Once again, there seem to be frequent reports of missing cats.

This is an inevitable and nerve-wracking experience that almost every cat owner endures. Cats are naturally territorial. Youngsters need to mark out their own kitty kingdom and sometimes that journey takes them way off the beaten path.  Alas, there is truth in the adage “curiosity killed the cat.”  I know because my childhood kitten wandered into a removals van, never to be seen again.

Cats that enjoy hunting, or that are un-neutered, may develop surprisingly large ranges; intact tom cats may roam for up to 5 miles. A minority of cats are kept indoors. Many city cats are neutered and learn to patrol and defend a tiny range, often only the back garden. However, most cats will want to defend their little patch from neighbouring cats. This can be constant and stressful. Inexperienced and shy cats may flee to avoid confrontation, running outside their range and safety zone.

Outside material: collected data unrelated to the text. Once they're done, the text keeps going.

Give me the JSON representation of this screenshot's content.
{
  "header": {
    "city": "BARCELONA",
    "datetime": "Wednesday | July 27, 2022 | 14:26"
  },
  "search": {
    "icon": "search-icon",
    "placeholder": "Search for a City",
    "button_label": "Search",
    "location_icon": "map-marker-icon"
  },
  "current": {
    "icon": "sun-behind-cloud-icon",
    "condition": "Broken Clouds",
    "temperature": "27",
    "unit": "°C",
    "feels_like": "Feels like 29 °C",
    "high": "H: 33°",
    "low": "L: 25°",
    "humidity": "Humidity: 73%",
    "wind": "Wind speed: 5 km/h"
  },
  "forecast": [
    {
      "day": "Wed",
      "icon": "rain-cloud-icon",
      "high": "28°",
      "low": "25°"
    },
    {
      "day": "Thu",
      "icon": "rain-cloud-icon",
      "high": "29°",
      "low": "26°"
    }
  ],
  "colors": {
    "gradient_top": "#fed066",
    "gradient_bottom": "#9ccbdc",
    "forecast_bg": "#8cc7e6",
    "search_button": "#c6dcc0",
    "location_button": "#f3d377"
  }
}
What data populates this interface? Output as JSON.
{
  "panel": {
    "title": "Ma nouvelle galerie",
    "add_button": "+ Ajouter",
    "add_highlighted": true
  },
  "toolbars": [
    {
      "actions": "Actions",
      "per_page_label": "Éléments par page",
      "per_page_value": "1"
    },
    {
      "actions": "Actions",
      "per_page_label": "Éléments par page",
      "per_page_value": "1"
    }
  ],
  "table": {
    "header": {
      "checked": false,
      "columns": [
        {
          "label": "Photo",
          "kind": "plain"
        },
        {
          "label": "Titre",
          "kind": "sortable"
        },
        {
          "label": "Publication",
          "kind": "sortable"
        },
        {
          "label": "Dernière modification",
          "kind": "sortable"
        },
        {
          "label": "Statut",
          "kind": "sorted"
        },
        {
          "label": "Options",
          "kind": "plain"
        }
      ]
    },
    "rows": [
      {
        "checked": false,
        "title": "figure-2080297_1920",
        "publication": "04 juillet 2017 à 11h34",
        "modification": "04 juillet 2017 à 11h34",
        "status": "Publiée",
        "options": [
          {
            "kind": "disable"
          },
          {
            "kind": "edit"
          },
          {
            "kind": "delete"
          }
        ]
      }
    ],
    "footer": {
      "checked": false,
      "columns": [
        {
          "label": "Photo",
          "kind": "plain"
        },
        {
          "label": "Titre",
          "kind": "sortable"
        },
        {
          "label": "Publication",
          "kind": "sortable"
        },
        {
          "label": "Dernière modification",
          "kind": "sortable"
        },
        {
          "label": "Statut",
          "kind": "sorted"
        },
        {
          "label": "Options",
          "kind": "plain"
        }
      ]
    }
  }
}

It is at this point cats can go missing.

Missing cats tend to fall into two camps: the displaced or truly lost. Indoor cats get spooked and escape the home, others exit to chase something they have spied through the window.  Having bolted, the cat then finds himself in unfamiliar territory and fear prompts him to find the best hiding place he can- squeezing under sheds, behind walls, even up drainpipes. This type of cat may go missing for days, but chances are he is very close by, just too scared to reveal himself.

Outdoor/ hunter cats or sexually motivated cats are a slightly different proposition. These cats will have travelled further from home, but the issue of displacement is still key. All it takes is a nasty or scary confrontation for the cat to run and find itself in unfamiliar territory, forced take cover in the best hiding place it can find. The strong advice is neuter your cat to reduce roaming.

The length of time a displaced cat goes missing varies, much depends on the individual cat’s personality and at what point it is prepared to break cover, meow, and reveal itself to the outside world- at which point it is more likely to be found. Bold cats reach this threshold quickly, timid types may take up to twelve days, at which point the need for water probably overrides other survival instincts. What unites all the cases of displacement is that the cat wants to get back home, he is just too scared to try.

The ‘lost’ cat, is the cat that does not want to be found or to return. Some cats are determined, voluntary migrants set on a new home; inability to get along with other cats around is often the cause. Cats in pain, ill or injured, go into full defence mode, and hide from the world.

On the whole cats do not run away; territorial by nature they just freak when they find themselves on unfamiliar ground and take cover. It can be no surprise that the largest percentage of missing cats is made up of those who have just moved to a new home.